I contest Keynesian methods are the wrong methods to use in any economy, but the average laymen probably does not understand what is implied when Keynesian Economics is used. To understand Keynesian Economics, one must first have a basic understanding of economics in general--which I also contest that a majority of Americans do not have either. Let's look at a basic blueprint for economics.
Many people would be shocked to know that economics is the study of how to solve a basic problem. It is not the study of the economy. If that were the case, economics would differ from geographical region to geographical region. Economics actually has a mission to solve much like any other science does. The basic economic problem is this:
In economics, the problem posed by the fact that human wants are infinite but resources are scarce. Resources therefore have to be allocated [in a way that offers the most consumer satisfaction possible with the resources available].The last part was taken from my Macroeconomics textbook I have from college. Now, there are two factors, based on that problem statement, to economics: supply (resources) and demand (human wants). This is where backbone to these "laws" we hear thrown around known as supply and demand. I'll spare you the details of how one effects the other, and we'll just step right into the predominant theory used by our government today: Keynesian.
Keynesian economics is a demand side economic theory. Basically states that the best way to produce the most consumer satisfaction is to curb demand. Make the people want less! This is the theory behind Obama's energy plan:
This investment will place Smart Meters in homes to make our energy bills lower, make outages less likely and make it easier to use clean energy.These meters "report electricity consumption on an hourly basis. This enables PG&E to set pricing that varies by season and time of the day, rewarding customers who shift energy use to off-peak periods." Essentially, these meters promote changing consumer behavior. This theory stretches to the financial industry when the FED buys back Treasury bonds in an attempt "to encourage more economic activity by lowering interest rates, including those on home loans". The government is using these methods to lower the demand for energy (whose supply is currently low) and strengthen the demand for consumer spending (whose supply is currently high).
What Washington fails to realize is the demand is too elastic to control. Telling someone to want something less actually makes them want it more (got any teenagers?). Not only that, but the two positions mentioned above are counter-productive. If a person were to go out and get a loan for a house or a car, aren't they going to energy to power said new purchase? Even if the car is electric and uses no gas, it will still need the electricity from the house to operate.
People might think that fixing and tampering with demand is the only choice we have because, like the basic problem says: resources are scarce. What you have to understand is that resources are scarce in different ways. Certain resources are only scarce for a certain amount of time before they are renewed, like food and cotton for clothing. Televisions are scarce because the factories of the world can only produce so many at a time. Energy is scarce because there are only so many power plants and oil wells available to produce the energy. Rather than worry about adjusting human behavior, why don't we adjust what we can adjust? The supply. This is known a supply side economics.
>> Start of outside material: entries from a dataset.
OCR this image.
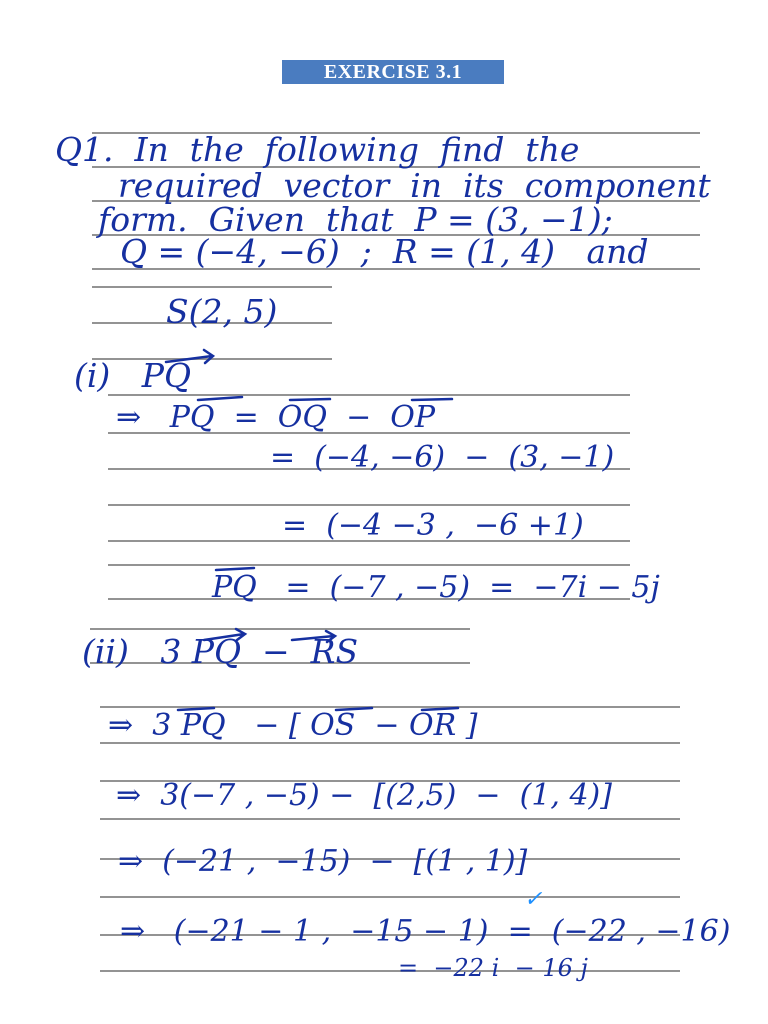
EXERCISE 3.1
Q1.  In  the  following  find  the
required  vector  in  its  component
form.  Given  that  P = (3, −1);
Q = (−4, −6)  ;  R = (1, 4)   and
S(2, 5)
(i)   PQ
⇒   PQ  =  OQ  −  OP
=  (−4, −6)  −  (3, −1)
=  (−4 −3 ,  −6 +1)
PQ   =  (−7 , −5)  =  −7i − 5j
(ii)   3 PQ  −  RS
⇒  3 PQ   − [ OS  − OR ]
⇒  3(−7 , −5) −  [(2,5)  −  (1, 4)]
⇒  (−21 ,  −15)  −  [(1 , 1)]
✓
⇒   (−21 − 1 ,  −15 − 1)  =  (−22 , −16)
=  −22 i  − 16 j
Supply side economics accepts human nature for what it is: greedy. I know, its a horrible word, but it is true. People want houses, cars, clothes, food, electronics, and the energy needed to power them all. Instead of trying to subvert or trick human behavior, it actually embraces it! If there is an energy shortage, we should create more energy to met the demand, aka. building new coal and nuclear power plants and drill here, drill now! If the demand for financial assistance is low, we lower the money supply so that interest rates can reach a responsible and non-inflationary level. If people don't want to borrow money, they aren't going to borrow money. Similarly, if someone wants to turn the thermostat to 80 degrees, they are going to turn the thermostat to 80 degrees.
Many in Washington talk down supply side economics because you are unable to regulate it. This is simply untrue. The elimination of monopolies was a supply side regulation. Having only one firm in complete control of the supply could enable that person to charge whatever they want. Competition, many firms competing for one consumer sector, allows prices to remain at a fair market level because if one firm overcharges, the consumer can move onto one of the firms that charges less.
Of course, like most things, the government has to stick its nose in where it doesn't belong and subvert what would otherwise be seen as economic progress--at least though the eyes of those that understand economics. The problem today is that the firms that charge more (GM) than its competitors which charge less (Toyota) for the same product are being bailed out. Thus, the firm that charges too much has no incentive to lower its prices and remain competitive, but this is a topic for another day.
The facts are these: the power brokers in Washington have latched onto an economic philosophy that attempts to subvert and change humans from what they want to what the government believes they should want. As I understand it, this is known as tyranny.